Failure is Tough but I am Enough

At 3:45 two Sundays ago, my mom received the call I’d been waiting weeks for; a spot opened for me to go to Girls State. An hour later, my parents and I hit the road on our way to Seguin, Texas. Mostly I felt excited. For one of the first times in my life, I would be surrounded by intelligent, involved, and eager girls who  were my age.

My parents dropped me off, and I jumped into Girls State life, instantly joining conversations and seeing the beginnings of friendships sprout from unlikely places (Chacos were quite the conversation starter). Since I got there late, I was behind on the information, and the girls in my city were more than willing to help catch me up.

Not only were these girls intelligent and talented, but they were humble. They were honest, and funny, and kind, and unique.

I went into the week knowing that I would run for an office, but I didn’t know what. At first I bounced between city and county attorney. I chose county; but then I began to wonder if I sold myself short by not going for the highest. So I decided to run for Attorney General. I wrote my speech. I loved my speech. I felt confident; I would get through primaries, at least. I was so sure of it.

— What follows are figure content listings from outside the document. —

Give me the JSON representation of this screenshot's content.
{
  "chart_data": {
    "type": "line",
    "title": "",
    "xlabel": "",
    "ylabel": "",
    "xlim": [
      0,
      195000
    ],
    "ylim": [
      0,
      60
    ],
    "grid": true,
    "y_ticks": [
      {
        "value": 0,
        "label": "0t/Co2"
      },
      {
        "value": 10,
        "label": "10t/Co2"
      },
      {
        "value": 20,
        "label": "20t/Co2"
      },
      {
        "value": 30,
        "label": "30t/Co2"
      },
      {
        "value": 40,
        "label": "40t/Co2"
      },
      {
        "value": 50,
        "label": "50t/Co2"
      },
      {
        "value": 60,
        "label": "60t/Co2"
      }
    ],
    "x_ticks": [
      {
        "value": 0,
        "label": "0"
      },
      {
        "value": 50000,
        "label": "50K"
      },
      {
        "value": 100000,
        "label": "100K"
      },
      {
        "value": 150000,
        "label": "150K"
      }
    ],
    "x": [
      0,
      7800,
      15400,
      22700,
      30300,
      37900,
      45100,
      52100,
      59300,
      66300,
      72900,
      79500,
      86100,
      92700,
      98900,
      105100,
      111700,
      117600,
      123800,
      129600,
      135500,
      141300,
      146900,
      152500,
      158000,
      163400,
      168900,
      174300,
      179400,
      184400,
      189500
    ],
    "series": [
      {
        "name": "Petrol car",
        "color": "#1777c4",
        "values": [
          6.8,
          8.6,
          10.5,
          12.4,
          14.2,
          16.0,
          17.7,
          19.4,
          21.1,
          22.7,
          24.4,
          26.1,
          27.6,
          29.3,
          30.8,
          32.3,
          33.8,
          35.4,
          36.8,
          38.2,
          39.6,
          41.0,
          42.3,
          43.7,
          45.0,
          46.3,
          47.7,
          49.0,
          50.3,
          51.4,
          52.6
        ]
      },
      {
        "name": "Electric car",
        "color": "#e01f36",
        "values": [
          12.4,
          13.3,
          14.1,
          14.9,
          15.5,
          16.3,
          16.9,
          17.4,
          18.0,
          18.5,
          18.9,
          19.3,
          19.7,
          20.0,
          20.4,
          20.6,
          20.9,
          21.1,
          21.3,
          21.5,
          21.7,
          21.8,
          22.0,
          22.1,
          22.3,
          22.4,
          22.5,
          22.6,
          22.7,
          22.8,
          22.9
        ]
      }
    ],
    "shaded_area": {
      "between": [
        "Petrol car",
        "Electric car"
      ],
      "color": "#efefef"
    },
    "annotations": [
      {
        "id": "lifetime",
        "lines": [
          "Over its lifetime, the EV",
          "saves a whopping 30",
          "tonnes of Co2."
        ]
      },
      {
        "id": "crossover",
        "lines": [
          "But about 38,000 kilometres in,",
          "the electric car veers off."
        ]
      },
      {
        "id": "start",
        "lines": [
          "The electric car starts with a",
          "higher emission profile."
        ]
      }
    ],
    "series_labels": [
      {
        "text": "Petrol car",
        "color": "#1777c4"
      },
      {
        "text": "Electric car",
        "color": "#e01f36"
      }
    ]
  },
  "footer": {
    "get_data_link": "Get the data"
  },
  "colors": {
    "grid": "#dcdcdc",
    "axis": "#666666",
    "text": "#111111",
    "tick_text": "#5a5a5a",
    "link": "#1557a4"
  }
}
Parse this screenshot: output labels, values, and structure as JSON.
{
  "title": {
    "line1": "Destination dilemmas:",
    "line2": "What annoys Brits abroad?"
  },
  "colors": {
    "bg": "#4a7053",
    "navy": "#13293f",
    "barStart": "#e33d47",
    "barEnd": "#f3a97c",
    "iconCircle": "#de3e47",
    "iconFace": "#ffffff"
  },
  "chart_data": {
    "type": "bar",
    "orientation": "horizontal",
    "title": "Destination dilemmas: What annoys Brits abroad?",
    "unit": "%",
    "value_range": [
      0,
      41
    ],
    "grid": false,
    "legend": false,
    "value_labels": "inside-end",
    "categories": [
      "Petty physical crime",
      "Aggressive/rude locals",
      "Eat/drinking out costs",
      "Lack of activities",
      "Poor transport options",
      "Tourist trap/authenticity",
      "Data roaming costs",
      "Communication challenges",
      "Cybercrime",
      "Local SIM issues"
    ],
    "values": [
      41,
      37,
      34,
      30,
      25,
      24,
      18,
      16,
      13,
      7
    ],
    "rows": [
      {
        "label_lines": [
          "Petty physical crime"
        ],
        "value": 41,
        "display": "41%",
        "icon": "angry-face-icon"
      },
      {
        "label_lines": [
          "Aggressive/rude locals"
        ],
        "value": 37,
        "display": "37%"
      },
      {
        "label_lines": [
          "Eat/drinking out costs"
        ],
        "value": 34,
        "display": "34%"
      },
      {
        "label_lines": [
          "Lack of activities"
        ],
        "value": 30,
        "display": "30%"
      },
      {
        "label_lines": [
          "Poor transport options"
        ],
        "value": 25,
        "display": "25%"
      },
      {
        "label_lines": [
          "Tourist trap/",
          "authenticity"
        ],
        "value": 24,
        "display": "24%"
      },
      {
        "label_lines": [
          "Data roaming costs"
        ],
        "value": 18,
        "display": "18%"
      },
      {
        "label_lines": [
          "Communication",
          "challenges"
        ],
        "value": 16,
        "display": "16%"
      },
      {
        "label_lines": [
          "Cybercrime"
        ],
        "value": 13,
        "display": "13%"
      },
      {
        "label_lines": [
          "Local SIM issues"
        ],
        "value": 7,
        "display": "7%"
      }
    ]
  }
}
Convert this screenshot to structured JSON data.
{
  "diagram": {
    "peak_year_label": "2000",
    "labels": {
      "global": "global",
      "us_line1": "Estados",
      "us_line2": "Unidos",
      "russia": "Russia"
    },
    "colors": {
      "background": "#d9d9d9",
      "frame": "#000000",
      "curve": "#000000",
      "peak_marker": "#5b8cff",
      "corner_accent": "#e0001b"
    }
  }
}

And then I didn’t. As soon as I heard the other girl’s name, I felt ashamed. I was so embarrassed for trying to do something way over my head. I felt foolish for even thinking that I could make it. I felt stupid.

The worst thing about these kinds of thoughts is that once the first one comes, they don’t stop. I went from being embarrassed about not winning to despising everything about myself. I felt stupid, immature, and ignorant. Things I have never felt before. I began to think I was unqualified to be there. I may have a high GPA, take all accelerated classes in school, and have an undying love for reading. But there? At Girls State? I felt fake, like I was pretending to be something that I’m not.

It didn’t matter that I am aware of what’s going on in the world, or that I’m passionate about a wide variety of things. My desire to learn and my love for the people I am surrounded by were forgotten. The things that make me who I am no longer mattered, because they weren’t enough to get me to where I wanted to be. I felt inferior to the girl who won-anyone who won, really. What do they have that I don’t? What makes them so good?

But I realized sometime between that moment and the end of the night that other people being good doesn’t make me less good. I may not have won the position I wanted, but I am talented, I am intelligent, and I have a right to take up the space I occupy. I am not less for losing.

So often we think failure is a sign of weakness or worthlessness. I’m as guilty of it as anyone else; I have a fear of failure. It holds me back from joining teams and clubs because the thought of trying something and not succeeding drains the excitement from so much. This week, I overcame that fear and tried for something that was not a guarantee.

And I failed.

But I’m more secure in who I am because of it.

Failing does not mean we are inadequate or inferior. The people around us are not better for their successes or wins. Our culture runs on jealousy and bitterness, and it creates the idea that if we’re not the very best, we’re the worst-regardless of how good we actually are.

I was created in God’s image, with a specific purpose and a specific set of talents for that purpose. And so were you. But we can’t focus on our relationships with God (or with others) if we’re constantly comparing ourselves to the people around us.

Over the course of the week, I learned how to fail, and it wasn’t a fun lesson to learn. But without ‘missing the mark,’ I wouldn’t be able to confidently say that I am enough, despite my failures.